After a hang, the driver attempts a GPU reset. Sometimes it recovers. Often it doesn’t — and when it doesn’t, Frigate loses its decoder, Docker becomes unresponsive, and eventually the entire node needs a reboot.

At its worst, the box was crashing every few hours. Uptime above 12 hours was rare.


Living With It: The Workarounds on Linux Mint

With the crashes confirmed as an i915 problem under sustained VAAPI load, the options on Linux Mint were limited.

Reducing detection frames: Lowering the number of frames Frigate passed to the GPU for detection (down to 2) helped reduce the frequency of hangs. It didn’t eliminate them, but it bought more time between crashes. This setting was carried over to the Proxmox setup and is still in place today. Not a fix — just turning down the pressure on a leaking pipe.

The HA watchdog: The real mitigation was a Home Assistant automation. Since the entire node would become unresponsive — not just Frigate — I set up a ping monitor in Home Assistant that continuously checked whether the box was reachable. When it stopped responding, an automation would cut power via a smart plug and turn it back on. The box would reboot, Frigate would come back up, and the cameras would be live again within a few minutes.

But here’s the part that made this setup genuinely frustrating: opening the Frigate web UI to actually watch the cameras would trigger a crash after a few minutes. When you open the live view, Frigate starts encoding additional frames to serve the stream — that extra GPU encode load was enough to push the i915 driver over the edge. The system that was supposed to let me monitor my home would reliably crash within minutes of me trying to use it for exactly that purpose. The watchdog would kick in, the box would reboot, and I’d be back to square one.

That’s not a workaround. That’s a system that works only when nobody is looking at it.


The Unexpected Fix: Remove the Desktop

The original setup was Linux Mint installed on an SSD, with Frigate recording to an external USB hard drive. It worked, but it was a general-purpose desktop OS running a 24/7 surveillance workload — with a display manager, compositor, and GUI login screen all sitting idle, consuming resources and sharing the i915 driver with Frigate.
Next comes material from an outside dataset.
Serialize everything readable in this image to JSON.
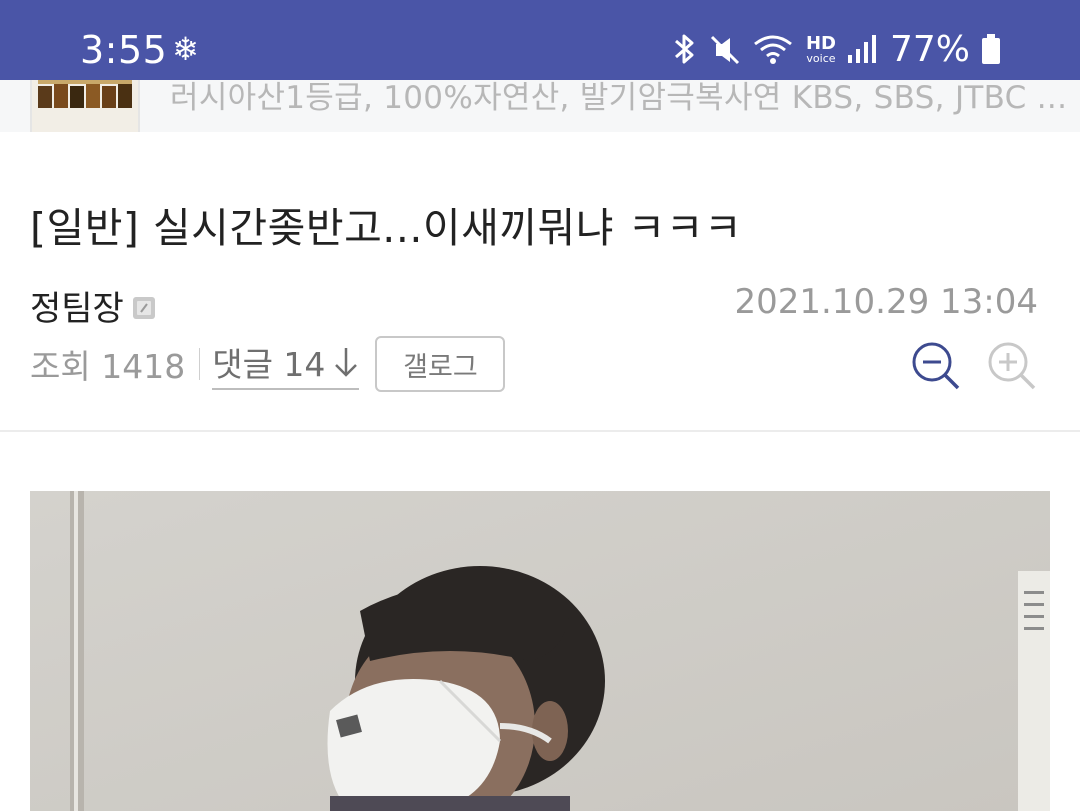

The real reason to move to Proxmox was operational: cluster membership for centralized management and backups. The plan was always to wipe Linux Mint and install headless Proxmox regardless of whether it helped Frigate. The stability improvement was not the goal — it was a side effect.

After the migration:

  • Linux Mint replaced with bare Proxmox 9, no desktop environment, installed on the NVMe
  • Frigate moved from Docker-on-Mint into a privileged LXC (Debian 13 minimal), with Docker still running inside it
  • LXC root disk on the SSD, /dev/dri/renderD128 passed through for VAAPI
  • External HDD mounted on the Proxmox host, path bind-mounted into the LXC for recordings
  • Same Frigate config, same cameras, same OpenVINO detector
  • HA watchdog kept in place as a safety net

Uptime went from under 12 hours to multiple days. Then a week. As far as I can tell, the watchdog hasn’t fired once since.


Why Did It Work? (I’m Not Sure)

Here’s where I have to be honest: I can’t definitively explain the improvement. A few theories:

The compositor theory. Linux Mint’s desktop compositor (Muffin) was actively using the iGPU for display rendering, even with no monitor connected. Removing it likely gave the i915 driver a much quieter workload outside of Frigate’s decode jobs — and the GPU does seem to be working noticeably less hard now. Less driver state to manage, fewer context switches, less contention. This feels like the most plausible explanation, but it’s still a guess.

There’s also circumstantial evidence that supports it: while Frigate was running on Linux Mint, the desktop itself became basically unusable — sluggish, unstable, barely responsive. The box was supposed to be headless at that point anyway, but the fact that the whole desktop environment degraded under Frigate’s load suggests the GPU was genuinely being overworked — pulled in two directions at once.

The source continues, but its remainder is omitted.